Un país demediado
Partido en dos por el Miño, como un navajazo. A un lado y a otro, las mismas gentes, el mismo paisaje, la misma lengua. La ruptura data del siglo XII, cuando aún no había patrias ni fronteras. Había súbditos, y cada uno tenía que saber qué señor lo avasallaba. La cosa empezó con una querella de frailes. Braga era la archidiócesis primada de la antigua Galicia total. Cuando llegaron los musulmanes, sus arzobispos se instalaron en Lugo provisionalmente. El exilio duró dos siglos. En el año 814, o quizá en 820, en la Galicia del Norte se descubrió un sepulcro y, sin que sepamos muy bien por qué, todos empezaron a decir que era el del Apóstol Santiago. Cuando Braga fue reconquistada sus arzobispos reclamaron su primacía sobre toda Galicia. Todo se complicó cuando en el año 1120 Gelmirez fue nombrado primer arzobispo de Compostela. La Iglesia de Braga, que tenía serias dudas sobre quién era aquel a quien habían enterrado en Galicia, seguía manteniendo su primacía, que Santiago no reconocía. Gelmirez, una curiosa mezcla de vulpeja y condotiero, preparó una visita a Braga con el pretexto de hacer las paces. El arzobispo de Braga, don Giraldo, lo recibió con cortesía portuguesa, le preparó unas empanadas, e incluso le cedió su cuarto en el palacio. Pero aquella noche, en secreto, los hombres de Gelmirez robaron las reliquias que atesoraba Braga: unos huesos de San Cucufate, el cuerpo de San Fructuoso, la calavera de San Víctor y algunas piezas dentarias memorables.
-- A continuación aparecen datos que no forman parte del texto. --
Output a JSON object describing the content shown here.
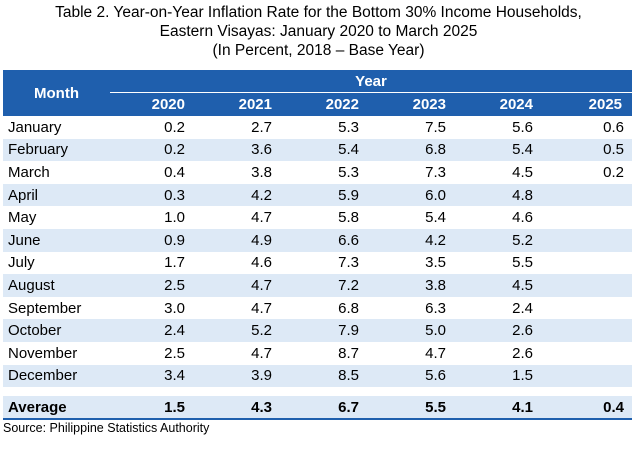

A uña de caballo Gelmirez y sus hombres volvieron con las reliquias a Santiago. La Crónica Compostelana, compuesta por turiferarios de Gelmirez, llama a esta acción "pío latrocinio". Los portugueses lo tomaron muy a mal. Y así se rompió el país, hasta tal punto que el primer puente que se tendió sobre el Miño entre ambos países data del siglo XIX. Quedaba la "raya seca" por la provincia de Ourense. Y por allí huyeron durante siglos los mozos gallegos para librarse del servicio militar. Luego, en 1936, escapaban por allí, sin mojarse, los republicanos huidos de la violencia fratricida. Salazar los reenvió a Franco a casi todos y muchos acabaron criando malvas en las cunetas.
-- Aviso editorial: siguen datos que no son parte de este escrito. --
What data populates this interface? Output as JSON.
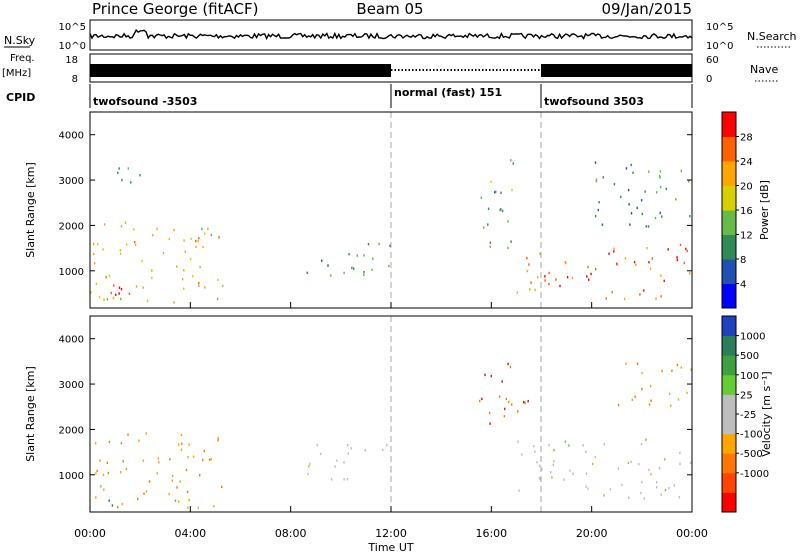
{
  "header": {
    "station": "Prince George (fitACF)",
    "beam": "Beam 05",
    "date": "09/Jan/2015"
  },
  "strip_labels": {
    "nsky": "N.Sky",
    "freq_top": "Freq.",
    "freq_unit": "[MHz]",
    "cpid": "CPID",
    "nsearch": "N.Search",
    "nave": "Nave"
  },
  "strip_ticks": {
    "nsky_left": [
      "10^5",
      "10^0"
    ],
    "nsky_right": [
      "10^5",
      "10^0"
    ],
    "freq_left": [
      "18",
      "8"
    ],
    "nave_right": [
      "60",
      "0"
    ]
  },
  "cpid_segments": [
    {
      "label": "twofsound -3503",
      "start_hour": 0
    },
    {
      "label": "normal (fast) 151",
      "start_hour": 12
    },
    {
      "label": "twofsound 3503",
      "start_hour": 18
    }
  ],
  "colors": {
    "power_scale": [
      "#0000ff",
      "#2050b0",
      "#2e8b57",
      "#66bb44",
      "#d8d000",
      "#ffa500",
      "#ff6000",
      "#ff0000"
    ],
    "velocity_scale": [
      "#2040c0",
      "#2e7d5a",
      "#3fa040",
      "#66cc33",
      "#bdbdbd",
      "#bdbdbd",
      "#ffa500",
      "#ff7700",
      "#ff4400",
      "#ff0000"
    ]
  },
  "chart_data": [
    {
      "type": "heatmap",
      "name": "power",
      "title": "",
      "xlabel": "Time UT",
      "ylabel": "Slant Range [km]",
      "x_range_hours": [
        0,
        24
      ],
      "ylim": [
        180,
        4500
      ],
      "x_ticks": [
        "00:00",
        "04:00",
        "08:00",
        "12:00",
        "16:00",
        "20:00",
        "00:00"
      ],
      "y_ticks": [
        1000,
        2000,
        3000,
        4000
      ],
      "colorbar": {
        "label": "Power [dB]",
        "ticks": [
          "4",
          "8",
          "12",
          "16",
          "20",
          "24",
          "28"
        ],
        "range": [
          0,
          32
        ]
      },
      "scatter_regions": [
        {
          "t": [
            0,
            5.3
          ],
          "r": [
            300,
            2200
          ],
          "value": 20
        },
        {
          "t": [
            0,
            2
          ],
          "r": [
            400,
            800
          ],
          "value": 30
        },
        {
          "t": [
            1,
            2.5
          ],
          "r": [
            2900,
            3500
          ],
          "value": 12
        },
        {
          "t": [
            8.5,
            12
          ],
          "r": [
            900,
            1700
          ],
          "value": 10
        },
        {
          "t": [
            15.5,
            17
          ],
          "r": [
            1500,
            3500
          ],
          "value": 12
        },
        {
          "t": [
            17,
            24
          ],
          "r": [
            400,
            1600
          ],
          "value": 26
        },
        {
          "t": [
            20,
            24
          ],
          "r": [
            2000,
            3500
          ],
          "value": 10
        }
      ]
    },
    {
      "type": "heatmap",
      "name": "velocity",
      "title": "",
      "xlabel": "Time UT",
      "ylabel": "Slant Range [km]",
      "x_range_hours": [
        0,
        24
      ],
      "ylim": [
        180,
        4500
      ],
      "x_ticks": [
        "00:00",
        "04:00",
        "08:00",
        "12:00",
        "16:00",
        "20:00",
        "00:00"
      ],
      "y_ticks": [
        1000,
        2000,
        3000,
        4000
      ],
      "colorbar": {
        "label": "Velocity [m s^-1]",
        "ticks": [
          "1000",
          "500",
          "100",
          "25",
          "-25",
          "-100",
          "-500",
          "-1000"
        ],
        "range": [
          -1000,
          1000
        ]
      },
      "scatter_regions": [
        {
          "t": [
            0,
            5.3
          ],
          "r": [
            300,
            2000
          ],
          "value": -100
        },
        {
          "t": [
            0,
            1
          ],
          "r": [
            300,
            800
          ],
          "value": 100
        },
        {
          "t": [
            8.5,
            12
          ],
          "r": [
            900,
            1700
          ],
          "value": 0
        },
        {
          "t": [
            15.5,
            17.5
          ],
          "r": [
            2000,
            3500
          ],
          "value": -500
        },
        {
          "t": [
            17,
            24
          ],
          "r": [
            500,
            1800
          ],
          "value": 0
        },
        {
          "t": [
            21,
            24
          ],
          "r": [
            2500,
            3500
          ],
          "value": -100
        }
      ]
    }
  ]
}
Las dos acrópolis, Valença y
Tuy, se miraban ya enemigas. Y así pasaron siglos. Hoy, cuando se cruza lo que fue frontera, todo parece igual a un lado y a otro: la única diferencia es la lengua. Por el lado de allá hablan una variante del gallego, y de este lado usamos una manera distinta de hablar portugués. El vocabulario es el mismo, la sintaxis casi idéntica. Las diferencias son fonéticas, aunque abismales. La lengua nació en el norte y se extendió hacia el Duero. Allí había ciudades mozárabes como Coimbra y Lisboa, y estos cristianos hablaban su lengua, muy semejante al gallego. Algunos filólogos portugueses sostienen que el portugués moderno nació del mozárabe y no del gallego. Son querellas de tribus culturales. En Galicia hay quien dice que el gallego debería escribirse con ortografía portuguesa y no con la normativa castellanizada: son los "reintegracionistas". Pero la fonética manda, y cinco siglos de castellanización han impuesto su ley.
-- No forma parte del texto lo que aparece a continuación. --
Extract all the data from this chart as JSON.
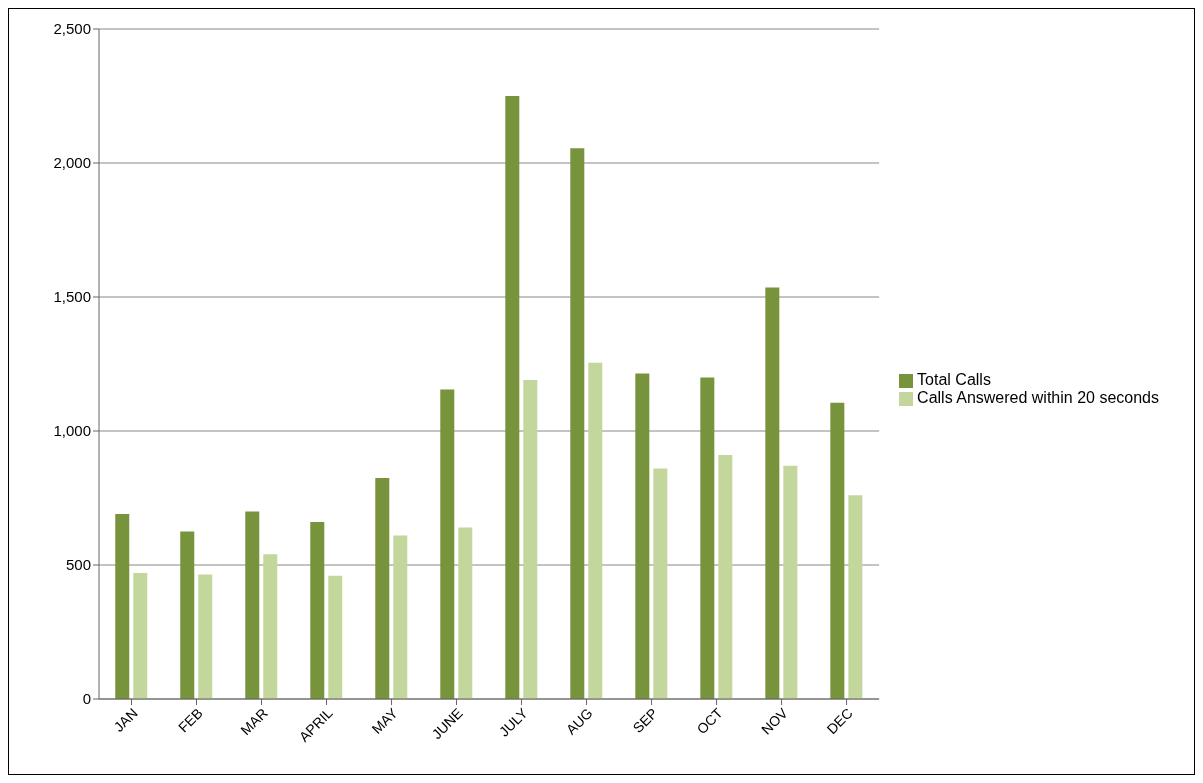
{
  "chart_data": {
    "type": "bar",
    "categories": [
      "JAN",
      "FEB",
      "MAR",
      "APRIL",
      "MAY",
      "JUNE",
      "JULY",
      "AUG",
      "SEP",
      "OCT",
      "NOV",
      "DEC"
    ],
    "series": [
      {
        "name": "Total Calls",
        "color": "#77933c",
        "values": [
          690,
          625,
          700,
          660,
          825,
          1155,
          2250,
          2055,
          1215,
          1200,
          1535,
          1105
        ]
      },
      {
        "name": "Calls Answered within 20 seconds",
        "color": "#c3d69b",
        "values": [
          470,
          465,
          540,
          460,
          610,
          640,
          1190,
          1255,
          860,
          910,
          870,
          760
        ]
      }
    ],
    "ylim": [
      0,
      2500
    ],
    "yticks": [
      0,
      500,
      {
        "value": 1000,
        "label": "1,000"
      },
      {
        "value": 1500,
        "label": "1,500"
      },
      {
        "value": 2000,
        "label": "2,000"
      },
      {
        "value": 2500,
        "label": "2,500"
      }
    ],
    "grid": "y",
    "legend": "right"
  }
}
Un país demediado, sí, pero en lenta recomposición. Se habla de crear una eurorregión desde el Duero al Cantábrico, pero nadie pone mucho interés, hasta el punto de que los portugueses quieren suprimir el tren transfronterizo, pintoresco, lentísimo como el de Stephenson. Antes, en aquel tren abundaban las contrabandistas de café: viejas enlutadas, huidizas, con las sayas abombadas por los paquetes de café de Angola o sabe Dios de dónde. Olían a gloria aquellas matuteras. Hoy, miles de gallegos cruzan el Miño por puentes de trinque para ir a comer, bien y barato, en Portugal. Los de la ribera portuguesa van a comprar a Vigo, a unos grandes almacenes cuyo nombre no recuerdo. Ya no hay frontera. Cuando la había, desde el siglo XV, muchos miles de gallegos emigraron a Lisboa. Allí, en el XVIII, eran casi todos carboneros, panaderos, mozos de cuerda o montaban un figón. Creo que los gallegos nacemos siempre con vocación de posaderos. Los portugueses, en Galicia, eran herradores y serranchines. Todos, a un lado y otro del río, unos vecinos más. Camoens, Eça de Queiroz, Pessoa, tuvieron antepasados gallegos: alguna lavandera o algún feriante sobrevivía en su sangre. Ellos, demediados también, en un país partido en dos.